Il ouvrit la bouche dans l'espoir d'oser traduire ces questions en mots, conscient du fait qu'il aurait mieux fallu garder un silence de circonstance au milieu de ces gens ; mais une partie de lui refusait d'obéir à toute logique.

— Anis... murmura-t-il.

— Hm ?

— Sommes-nous encore loin de Milan ? articula-t-il au lieu de toutes les hypothèses fiévreuses qui lui démangeaient l'esprit.

Il se mordit la langue, soulagé malgré lui. Surtout, se dit-il, ne rien ajouter. Ne rien demander. Anis sourit et se pencha par-dessus la table pour lui serrer brièvement la main. Un geste de réconfort ?

— Nous ne sommes pas encore arrivés, répondit-elle à voix basse. Si nous continuons à pied, ainsi, nous mettrons plusieurs jours. Ce serait très fatiguant, même pour moi.

— Pourtant vous étiez...

— J'ai rencontré quelques difficultés. Nos... mes compagnons de voyage et moi sommes tombés dans un traquenard de bandits. Ils nous ont presque tout pris. Nos chevaux, pour commencer.

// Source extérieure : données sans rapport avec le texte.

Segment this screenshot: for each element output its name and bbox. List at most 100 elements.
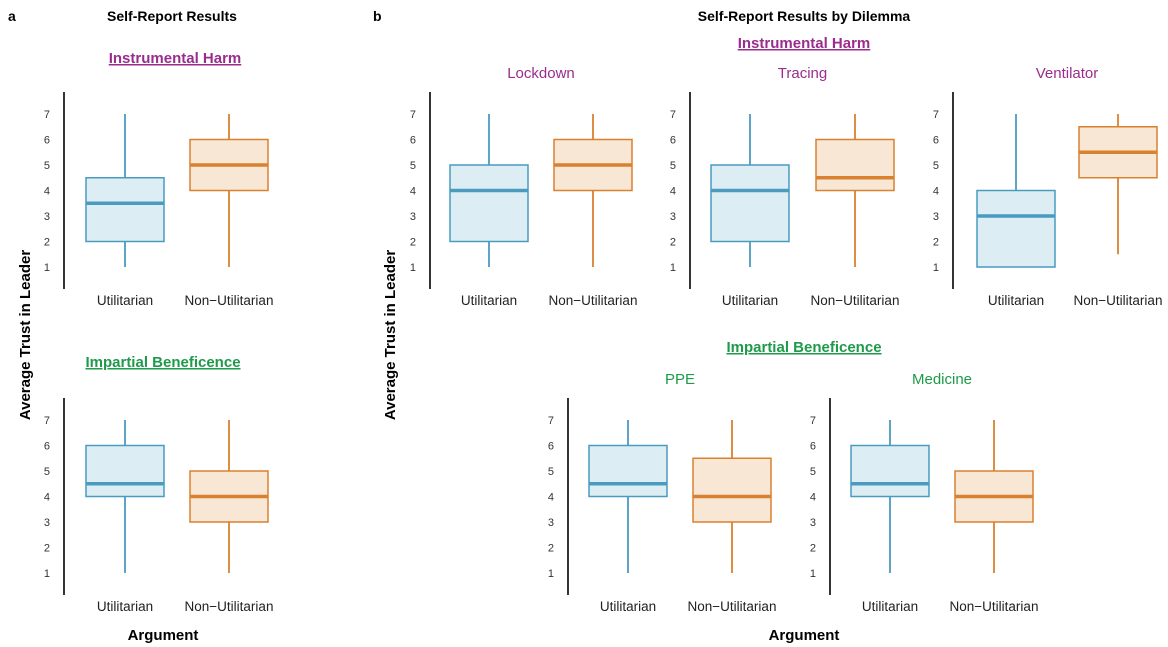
- x-category-label: Utilitarian: [988, 293, 1044, 308]
- box-iqr: [449, 164, 529, 243]
- x-category-label: Utilitarian: [722, 293, 778, 308]
- box-utilitarian: [850, 420, 930, 573]
- y-tick-label: 7: [410, 109, 416, 121]
- y-tick-label: 2: [410, 237, 416, 249]
- x-category-label: Non−Utilitarian: [688, 599, 777, 614]
- x-category-label: Utilitarian: [461, 293, 517, 308]
- y-tick-label: 4: [410, 186, 416, 198]
- y-tick-label: 5: [44, 466, 50, 478]
- x-category-label: Utilitarian: [600, 599, 656, 614]
- box-utilitarian: [85, 114, 165, 267]
- plot-b-impartial-beneficence-ppe: PPE 1 2 3 4 5 6 7 Utilitarian Non−Utilitarian: [548, 371, 777, 614]
- x-category-label: Non−Utilitarian: [1074, 293, 1163, 308]
- y-tick-label: 4: [933, 186, 939, 198]
- y-tick-label: 4: [548, 492, 554, 504]
- box-iqr: [588, 444, 668, 498]
- y-tick-label: 2: [670, 237, 676, 249]
- y-tick-label: 3: [548, 517, 554, 529]
- panel-b-group-instrumental-harm: Instrumental Harm: [738, 35, 871, 52]
- y-tick-label: 6: [410, 135, 416, 147]
- y-tick-label: 5: [410, 160, 416, 172]
- y-tick-label: 1: [44, 568, 50, 580]
- panel-a-letter: a: [8, 8, 16, 24]
- y-tick-label: 2: [44, 237, 50, 249]
- y-tick-label: 7: [44, 109, 50, 121]
- box-non-utilitarian: [692, 420, 772, 573]
- y-tick-label: 3: [810, 517, 816, 529]
- box-iqr: [85, 177, 165, 243]
- y-tick-label: 7: [44, 415, 50, 427]
- subplot-title-ventilator: Ventilator: [1036, 65, 1099, 82]
- y-tick-label: 3: [410, 211, 416, 223]
- y-tick-label: 6: [670, 135, 676, 147]
- box-utilitarian: [588, 420, 668, 573]
- box-iqr: [710, 164, 790, 243]
- box-utilitarian: [449, 114, 529, 267]
- y-tick-label: 7: [548, 415, 554, 427]
- y-tick-label: 6: [44, 135, 50, 147]
- y-tick-label: 5: [670, 160, 676, 172]
- box-utilitarian: [710, 114, 790, 267]
- box-non-utilitarian: [189, 420, 269, 573]
- box-utilitarian: [976, 114, 1056, 268]
- panel-b-group-impartial-beneficence: Impartial Beneficence: [726, 339, 881, 356]
- y-tick-label: 4: [44, 492, 50, 504]
- panel-a-xlabel: Argument: [128, 627, 199, 644]
- x-category-label: Non−Utilitarian: [549, 293, 638, 308]
- subplot-title-medicine: Medicine: [912, 371, 972, 388]
- y-tick-label: 7: [810, 415, 816, 427]
- y-tick-label: 5: [933, 160, 939, 172]
- y-tick-label: 2: [44, 543, 50, 555]
- y-tick-label: 1: [933, 262, 939, 274]
- panel-b-title: Self-Report Results by Dilemma: [698, 8, 911, 24]
- y-tick-label: 1: [410, 262, 416, 274]
- y-tick-label: 4: [44, 186, 50, 198]
- subplot-title-tracing: Tracing: [778, 65, 827, 82]
- y-tick-label: 6: [810, 441, 816, 453]
- x-category-label: Utilitarian: [862, 599, 918, 614]
- panel-b-ylabel: Average Trust in Leader: [382, 250, 399, 421]
- y-tick-label: 1: [548, 568, 554, 580]
- box-plots: 1 2 3 4 5 6 7 Utilitarian Non−Utilitarian 1 2 3 4 5 6 7…: [44, 65, 1163, 614]
- y-tick-label: 3: [44, 517, 50, 529]
- y-tick-label: 1: [670, 262, 676, 274]
- box-utilitarian: [85, 420, 165, 573]
- y-tick-label: 3: [44, 211, 50, 223]
- box-iqr: [692, 457, 772, 523]
- y-tick-label: 1: [44, 262, 50, 274]
- x-category-label: Utilitarian: [97, 599, 153, 614]
- y-tick-label: 7: [933, 109, 939, 121]
- plot-b-instrumental-harm-lockdown: Lockdown 1 2 3 4 5 6 7 Utilitarian Non−Utilitaria…: [410, 65, 638, 308]
- y-tick-label: 2: [548, 543, 554, 555]
- box-iqr: [850, 444, 930, 498]
- y-tick-label: 4: [810, 492, 816, 504]
- y-tick-label: 2: [933, 237, 939, 249]
- y-tick-label: 2: [810, 543, 816, 555]
- box-non-utilitarian: [815, 114, 895, 267]
- plot-a-instrumental-harm: 1 2 3 4 5 6 7 Utilitarian Non−Utilitarian: [44, 92, 274, 308]
- x-category-label: Non−Utilitarian: [185, 293, 274, 308]
- panel-b-letter: b: [373, 8, 382, 24]
- plot-b-instrumental-harm-tracing: Tracing 1 2 3 4 5 6 7 Utilitarian Non−Utilitarian: [670, 65, 900, 308]
- plot-b-impartial-beneficence-medicine: Medicine 1 2 3 4 5 6 7 Utilitarian Non−Utilitaria…: [810, 371, 1039, 614]
- box-non-utilitarian: [189, 114, 269, 267]
- y-tick-label: 6: [933, 135, 939, 147]
- plot-b-instrumental-harm-ventilator: Ventilator 1 2 3 4 5 6 7 Utilitarian Non−Utilitar…: [933, 65, 1163, 308]
- y-tick-label: 7: [670, 109, 676, 121]
- y-tick-label: 5: [44, 160, 50, 172]
- panel-b-xlabel: Argument: [769, 627, 840, 644]
- x-category-label: Non−Utilitarian: [185, 599, 274, 614]
- x-category-label: Non−Utilitarian: [811, 293, 900, 308]
- box-non-utilitarian: [1078, 114, 1158, 255]
- y-tick-label: 5: [810, 466, 816, 478]
- subplot-title-lockdown: Lockdown: [507, 65, 575, 82]
- y-tick-label: 1: [810, 568, 816, 580]
- y-tick-label: 3: [933, 211, 939, 223]
- panel-a-group-impartial-beneficence: Impartial Beneficence: [85, 354, 240, 371]
- panel-a-title: Self-Report Results: [107, 8, 237, 24]
- x-category-label: Utilitarian: [97, 293, 153, 308]
- y-tick-label: 6: [44, 441, 50, 453]
- box-non-utilitarian: [954, 420, 1034, 573]
- subplot-title-ppe: PPE: [665, 371, 695, 388]
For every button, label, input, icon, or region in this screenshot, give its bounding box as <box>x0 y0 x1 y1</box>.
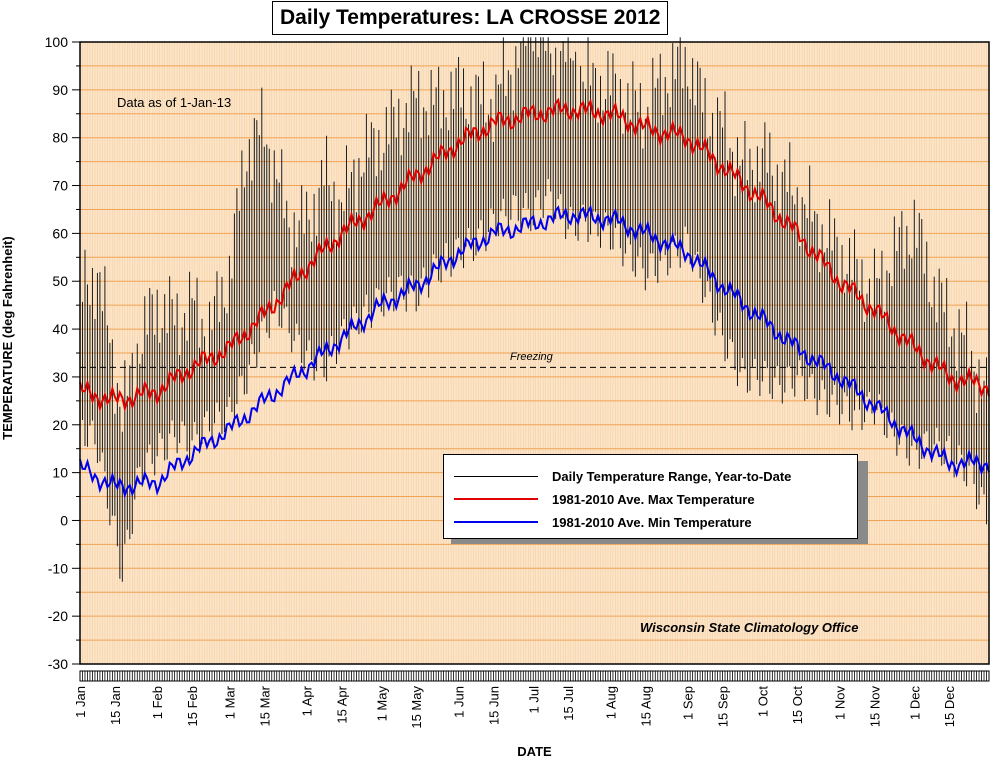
y-tick-label: 30 <box>52 369 68 385</box>
x-tick-label: 15 Apr <box>335 685 350 723</box>
legend-label-min: 1981-2010 Ave. Min Temperature <box>552 514 752 530</box>
x-tick-label: 1 Jul <box>526 686 541 714</box>
data-as-of-note: Data as of 1-Jan-13 <box>117 95 232 110</box>
y-tick-label: -20 <box>48 608 68 624</box>
x-tick-label: 15 May <box>409 686 424 729</box>
x-tick-label: 15 Jan <box>108 686 123 725</box>
y-tick-label: 20 <box>52 417 68 433</box>
x-tick-label: 15 Oct <box>790 686 805 725</box>
x-tick-label: 1 Sep <box>681 686 696 720</box>
x-tick-label: 1 Apr <box>300 685 315 716</box>
avg-min-line <box>79 204 990 499</box>
daily-range-bars <box>79 37 990 582</box>
x-tick-label: 15 Feb <box>185 686 200 726</box>
date-axis-strip <box>79 670 990 682</box>
y-tick-label: 70 <box>52 178 68 194</box>
y-tick-label: 100 <box>45 34 69 50</box>
y-tick-label: 90 <box>52 82 68 98</box>
legend-swatch-max <box>454 498 538 500</box>
x-tick-label: 1 May <box>374 686 389 722</box>
date-axis-day-ticks <box>79 671 990 681</box>
avg-max-line <box>79 97 990 413</box>
credit-text: Wisconsin State Climatology Office <box>640 620 859 635</box>
chart-title: Daily Temperatures: LA CROSSE 2012 <box>272 1 669 35</box>
x-axis: 1 Jan 15 Jan 1 Feb 15 Feb 1 Mar 15 Mar 1 Apr 15… <box>73 685 957 728</box>
y-tick-label: 40 <box>52 321 68 337</box>
y-tick-label: 10 <box>52 465 68 481</box>
x-axis-label: DATE <box>517 744 552 759</box>
legend: Daily Temperature Range, Year-to-Date 19… <box>443 454 858 539</box>
x-tick-label: 1 Oct <box>755 686 770 717</box>
y-tick-label: 50 <box>52 273 68 289</box>
y-tick-label: -30 <box>48 656 68 672</box>
y-tick-label: 80 <box>52 130 68 146</box>
legend-label-range: Daily Temperature Range, Year-to-Date <box>552 468 792 484</box>
legend-swatch-min <box>454 521 538 523</box>
x-tick-label: 15 Nov <box>867 686 882 728</box>
y-axis-label: TEMPERATURE (deg Fahrenheit) <box>0 236 15 440</box>
y-tick-label: 60 <box>52 225 68 241</box>
x-tick-label: 1 Aug <box>604 686 619 719</box>
legend-item-range: Daily Temperature Range, Year-to-Date <box>454 466 791 486</box>
x-tick-label: 15 Dec <box>942 686 957 728</box>
legend-item-min: 1981-2010 Ave. Min Temperature <box>454 512 752 532</box>
x-tick-label: 1 Nov <box>833 686 848 720</box>
freezing-label: Freezing <box>510 351 553 363</box>
legend-label-max: 1981-2010 Ave. Max Temperature <box>552 491 755 507</box>
x-tick-label: 15 Sep <box>716 686 731 727</box>
x-tick-label: 15 Jul <box>561 686 576 721</box>
legend-swatch-range <box>454 475 538 477</box>
x-tick-label: 1 Feb <box>150 686 165 719</box>
x-tick-label: 15 Aug <box>638 686 653 727</box>
x-tick-label: 15 Mar <box>257 685 272 726</box>
y-tick-label: -10 <box>48 560 68 576</box>
x-tick-label: 1 Jun <box>452 686 467 718</box>
x-tick-label: 1 Dec <box>907 686 922 720</box>
legend-item-max: 1981-2010 Ave. Max Temperature <box>454 489 755 509</box>
y-axis: -30 -20 -10 0 10 20 30 40 50 60 70 80 90 100 <box>45 34 80 672</box>
y-tick-label: 0 <box>60 512 68 528</box>
x-tick-label: 15 Jun <box>486 686 501 725</box>
x-tick-label: 1 Jan <box>73 686 88 718</box>
x-tick-label: 1 Mar <box>222 685 237 719</box>
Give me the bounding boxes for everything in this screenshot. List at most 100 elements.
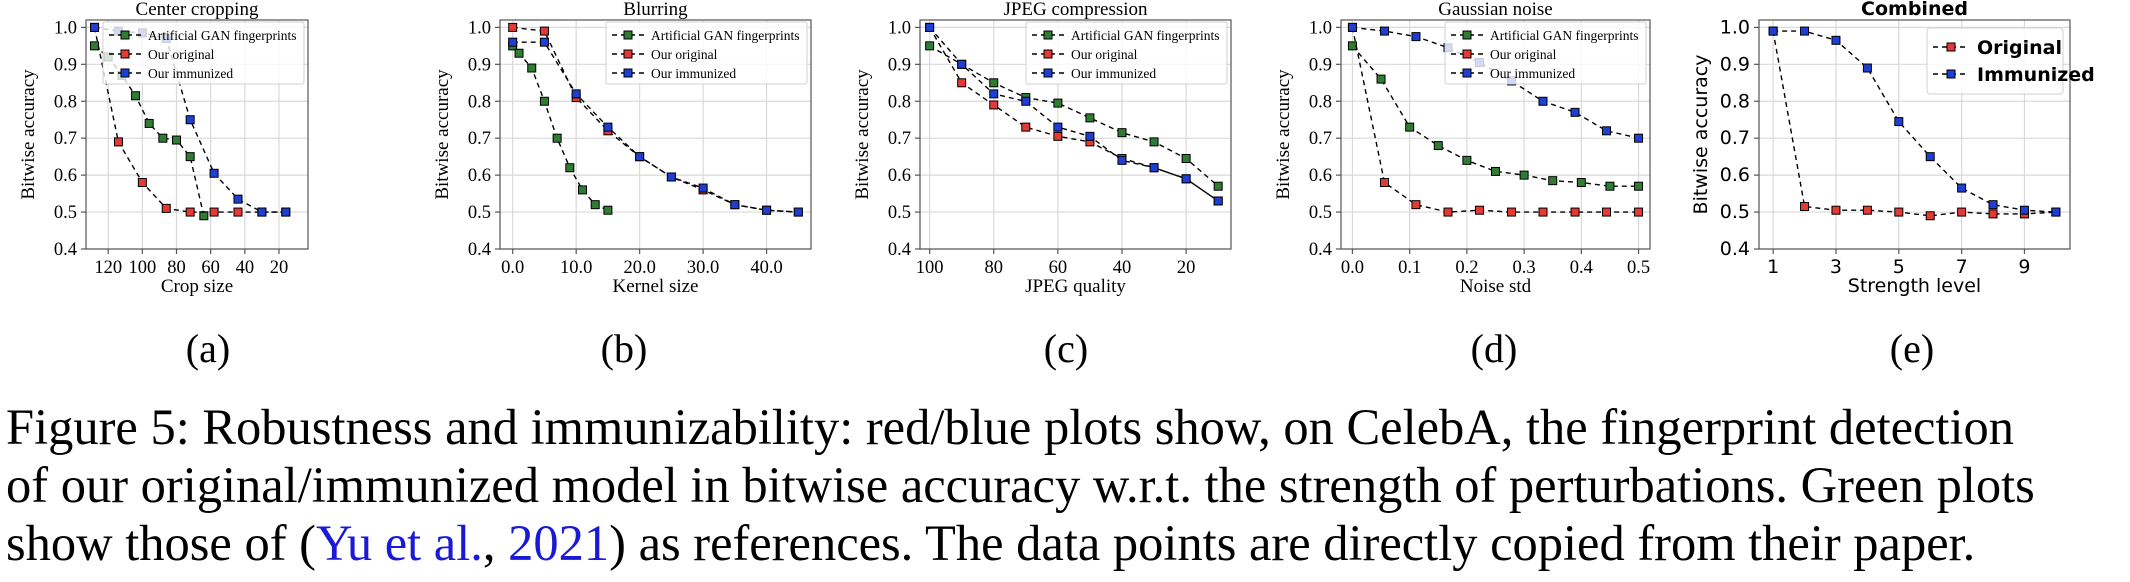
- legend-marker: [1043, 68, 1053, 78]
- x-tick-label: 0.3: [1513, 258, 1536, 278]
- chart-title: Blurring: [623, 0, 688, 20]
- series-blue: [1768, 26, 2061, 217]
- subfigure-label: (b): [601, 326, 648, 371]
- x-tick-label: 0.1: [1398, 258, 1421, 278]
- y-tick-label: 0.9: [888, 55, 911, 75]
- y-tick-label: 0.9: [468, 55, 491, 75]
- legend: Artificial GAN fingerprints Our original O…: [1025, 21, 1228, 85]
- data-point: [603, 122, 613, 132]
- data-point: [1957, 183, 1967, 193]
- data-point: [1831, 35, 1841, 45]
- y-tick-label: 0.7: [1720, 127, 1750, 149]
- caption-line-3-start: show those of (: [6, 515, 316, 571]
- y-tick-label: 1.0: [468, 18, 491, 38]
- y-tick-label: 0.9: [54, 55, 77, 75]
- data-point: [1411, 200, 1421, 210]
- data-point: [590, 200, 600, 210]
- data-point: [1443, 207, 1453, 217]
- data-point: [1605, 181, 1615, 191]
- y-tick-label: 0.5: [468, 203, 491, 223]
- data-point: [1021, 96, 1031, 106]
- subfigure-label: (a): [186, 326, 230, 371]
- y-tick-label: 0.4: [54, 240, 77, 260]
- x-tick-label: 0.5: [1627, 258, 1650, 278]
- legend-label: Artificial GAN fingerprints: [1490, 28, 1638, 43]
- data-point: [1181, 174, 1191, 184]
- y-tick-label: 0.8: [888, 92, 911, 112]
- y-tick-label: 0.7: [888, 129, 911, 149]
- x-tick-label: 3: [1830, 256, 1842, 278]
- legend: Original Immunized: [1926, 27, 2095, 95]
- y-tick-label: 0.4: [1720, 238, 1750, 260]
- data-point: [1831, 205, 1841, 215]
- data-point: [257, 207, 267, 217]
- series-line: [1351, 27, 1639, 213]
- x-tick-label: 0.2: [1455, 258, 1478, 278]
- y-tick-label: 0.6: [1720, 164, 1750, 186]
- data-point: [1602, 207, 1612, 217]
- data-point: [508, 22, 518, 32]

Elle se recula sur son tabouret. Luca n'osa pas lui faire remarquer le gouffre évident qui se tenait entre ses paroles et la situation présente. Elle parlait de compagnons de voyage.

Elle était seule.

r13; J'ai pu m'échapper, et...

Elle s'interrompit.

— Finissez de manger. Nous devrions aller dormir pour repartir d'un bon pied demain matin.

Ce fut Jefta qui les conduisit jusqu'à la chambre, à travers un couloir étroit, creusé de trois ou quatre portes. La lumière qu'il tenait dessinait un orbe trouble, secoué par ses toux sporadiques. Il s'arrêta au bout du couloir.

— Voilà, annonça-t-il en poussant la porte. Me reste plus qu'à vous souhaiter bonne nuit. Et j'vous laisse ça.

Il tendit la chandelle à Anis qui l'accepta avec un mot de remerciement. Jefta, de son air détaché, serrant son carnet contre lui, hocha la tête et s'en fut. Ils entendirent ses pas lourds mais mesurés qui regagnaient l'escalier et l'étage inférieur.

— Il n'y a plus que vous et moi, dit Anis.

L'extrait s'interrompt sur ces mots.